For each risk, ensure there is a manager who can focus on and be responsible for the threat. This could be a leader on the team who is bearing a specific business risk. 

If you have the resources, you could create a department head who’s responsible for risk management, such as a chief risk officer. This team could establish the company’s risk tolerance strategy, review and approve risk management techniques, and follow up to ensure each team is on the right track. 

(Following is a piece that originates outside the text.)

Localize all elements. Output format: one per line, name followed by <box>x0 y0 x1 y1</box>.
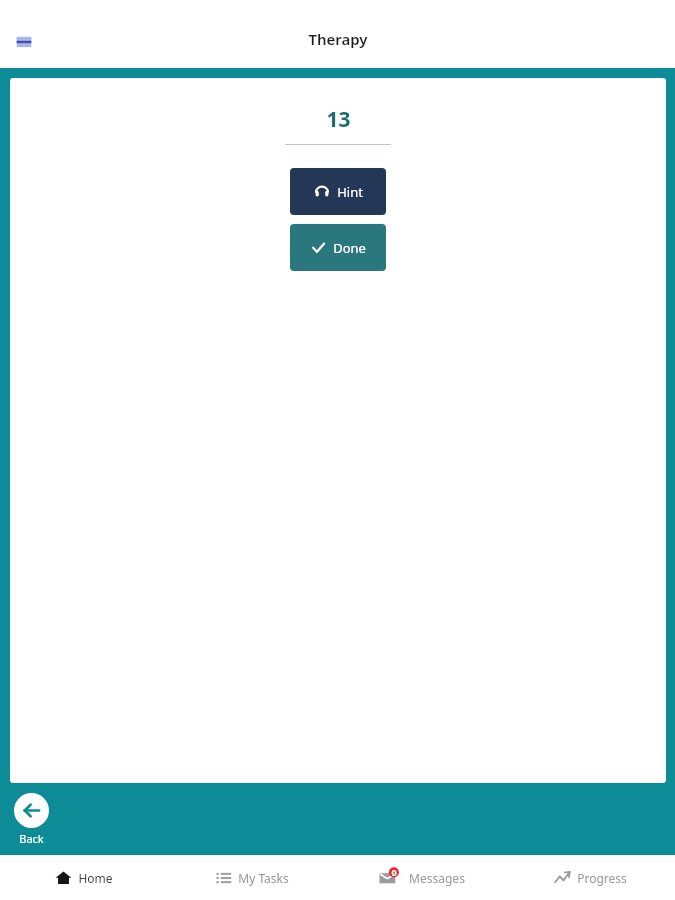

Regardless of who is responsible for monitoring risk performance, distill your risks into metrics that you can measure. For instance, employee engagement and satisfaction could be a core metric for human resources risks; emission offsets could be a core metric for ESG risks; and cash on hand could be a core metric for financial risks. 

Step 5: Mitigate

After establishing evaluation and monitoring systems, put mitigation techniques in place to minimize your company’s exposure to threats. Identify the levers you can pull to manage each risk and systematically use them to decrease risk exposure over time. 

Here are a few examples of risk mitigation in action. 

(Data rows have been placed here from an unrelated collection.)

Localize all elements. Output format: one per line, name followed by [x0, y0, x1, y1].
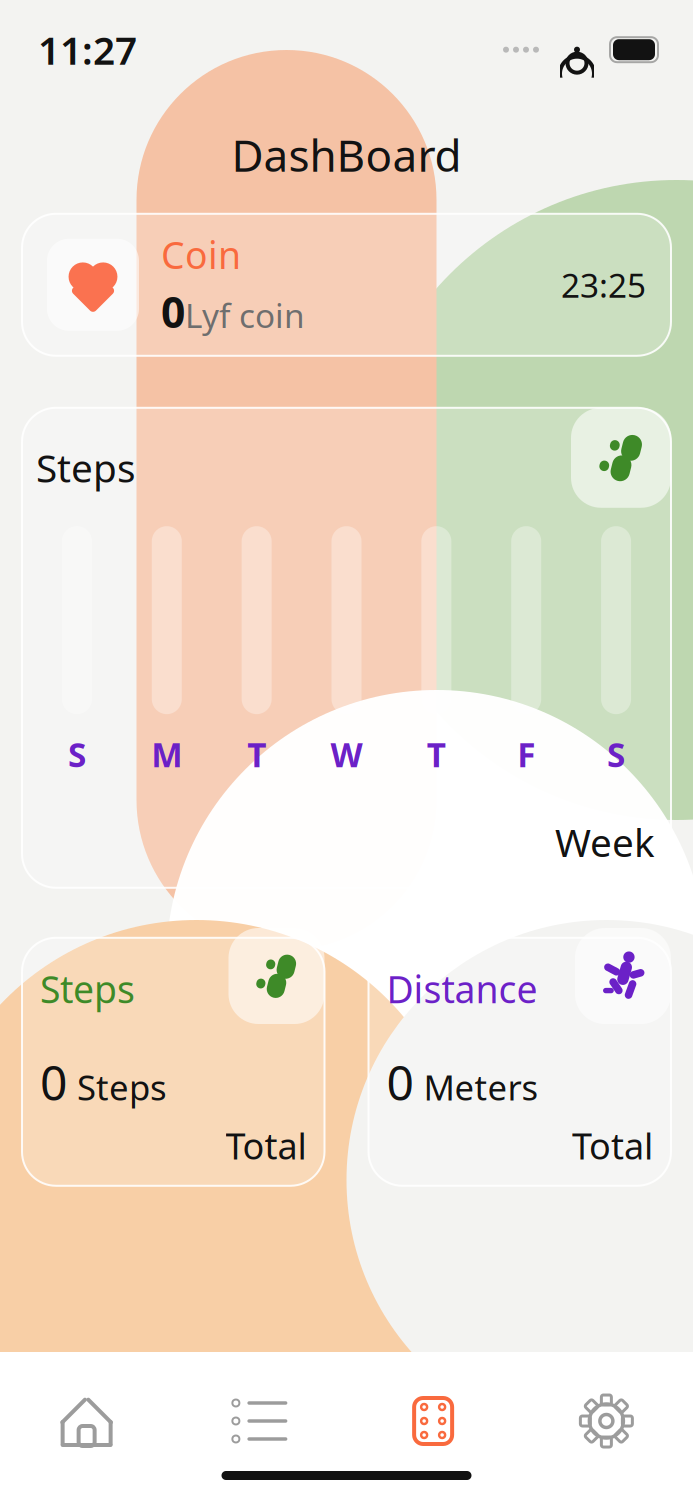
- staticText: 23:25: [561, 263, 646, 307]
- button[interactable]: Settings: [520, 1392, 693, 1450]
- button[interactable]: Steps: [22, 408, 671, 888]
- staticText: DashBoard: [232, 125, 462, 184]
- staticText: Week: [555, 816, 655, 868]
- staticText: Steps: [36, 442, 136, 493]
- staticText: Total: [572, 1122, 653, 1170]
- staticText: Steps: [40, 964, 135, 1014]
- button[interactable]: Steps: [22, 938, 324, 1186]
- staticText: Total: [226, 1122, 306, 1170]
- button[interactable]: Distance: [368, 938, 671, 1186]
- staticText: 0: [161, 283, 185, 340]
- staticText: M: [151, 732, 182, 776]
- staticText: T: [247, 732, 266, 776]
- button[interactable]: Medications: [346, 1392, 520, 1450]
- staticText: Distance: [386, 964, 538, 1014]
- staticText: 0: [40, 1050, 67, 1114]
- staticText: S: [607, 732, 625, 776]
- staticText: 0: [386, 1050, 414, 1114]
- button[interactable]: Home: [0, 1392, 173, 1450]
- staticText: Lyf coin: [185, 293, 305, 337]
- staticText: T: [427, 732, 446, 776]
- staticText: 11:27: [38, 24, 137, 75]
- staticText: Coin: [161, 230, 241, 279]
- staticText: F: [517, 732, 535, 776]
- staticText: Meters: [424, 1064, 538, 1110]
- button[interactable]: Activity list: [173, 1392, 346, 1450]
- staticText: W: [330, 732, 362, 776]
- staticText: S: [68, 732, 86, 776]
- staticText: Steps: [77, 1064, 167, 1110]
- button[interactable]: Coin: [22, 214, 671, 356]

Risk: Introducing new products or services
Mitigation Strategy: Establish clear value propositions for each product or service to avoid displacing your existing product or services.

Risk: Missing deadlines for delivering products or services.
Mitigation Strategy: Set delivery expectations upfront during the purchasing process and proactively communicate any potential delays with your customers.

Risk: Cash flow problems 
Mitigation Strategy: Establish a business emergency fund to keep your business running for at least 12 months in case of changes in market conditions. 

Step 6: Evaluate 

In some cases, once you’ve set your strategies, you won’t know if your work has paid off until moments of crisis occur. If your business is unable to compete with a new entrant or launch a new product line, for example, your risk mitigation methods have failed you. 

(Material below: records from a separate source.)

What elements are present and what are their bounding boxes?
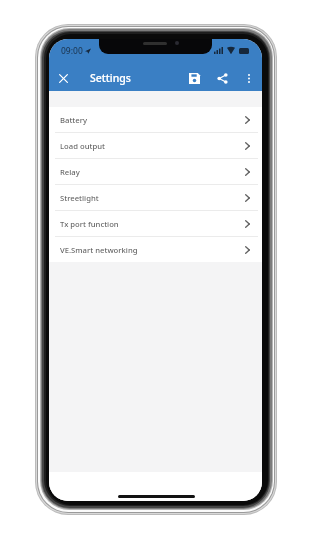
staticText: Load output — [60, 141, 105, 151]
staticText: Relay — [60, 167, 80, 177]
staticText: Streetlight — [60, 193, 99, 203]
staticText: VE.Smart networking — [60, 245, 138, 255]
staticText: Settings — [90, 71, 131, 85]
staticText: Battery — [60, 115, 88, 125]
button[interactable]: Save — [186, 70, 202, 86]
staticText: Tx port function — [60, 219, 119, 229]
button[interactable]: Load output — [49, 133, 262, 158]
button[interactable]: Tx port function — [49, 211, 262, 236]
button[interactable]: More options — [241, 70, 257, 86]
button[interactable]: VE.Smart networking — [49, 237, 262, 262]
button[interactable]: Close — [55, 70, 71, 86]
staticText: 09:00 — [61, 45, 83, 57]
button[interactable]: Share — [214, 70, 230, 86]
button[interactable]: Battery — [49, 107, 262, 132]
button[interactable]: Streetlight — [49, 185, 262, 210]
button[interactable]: Relay — [49, 159, 262, 184]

However, risk management cannot be a set-it-and-forget-it strategy. Continuously identifying your risk priorities, launching mitigation efforts, and tracking performance indicators will help you evaluate and adjust your risk mitigation strategies. 

As your business grows, the risks you encounter will evolve. Keep an eye out on evolutions in your market, such as buyer behavior and competitor research. Annual financial planning can inspire new opportunities, but will also demand new risk mitigation strategies. Conducting risk assessment and management on an ongoing basis will help your organization stay ahead of the curve.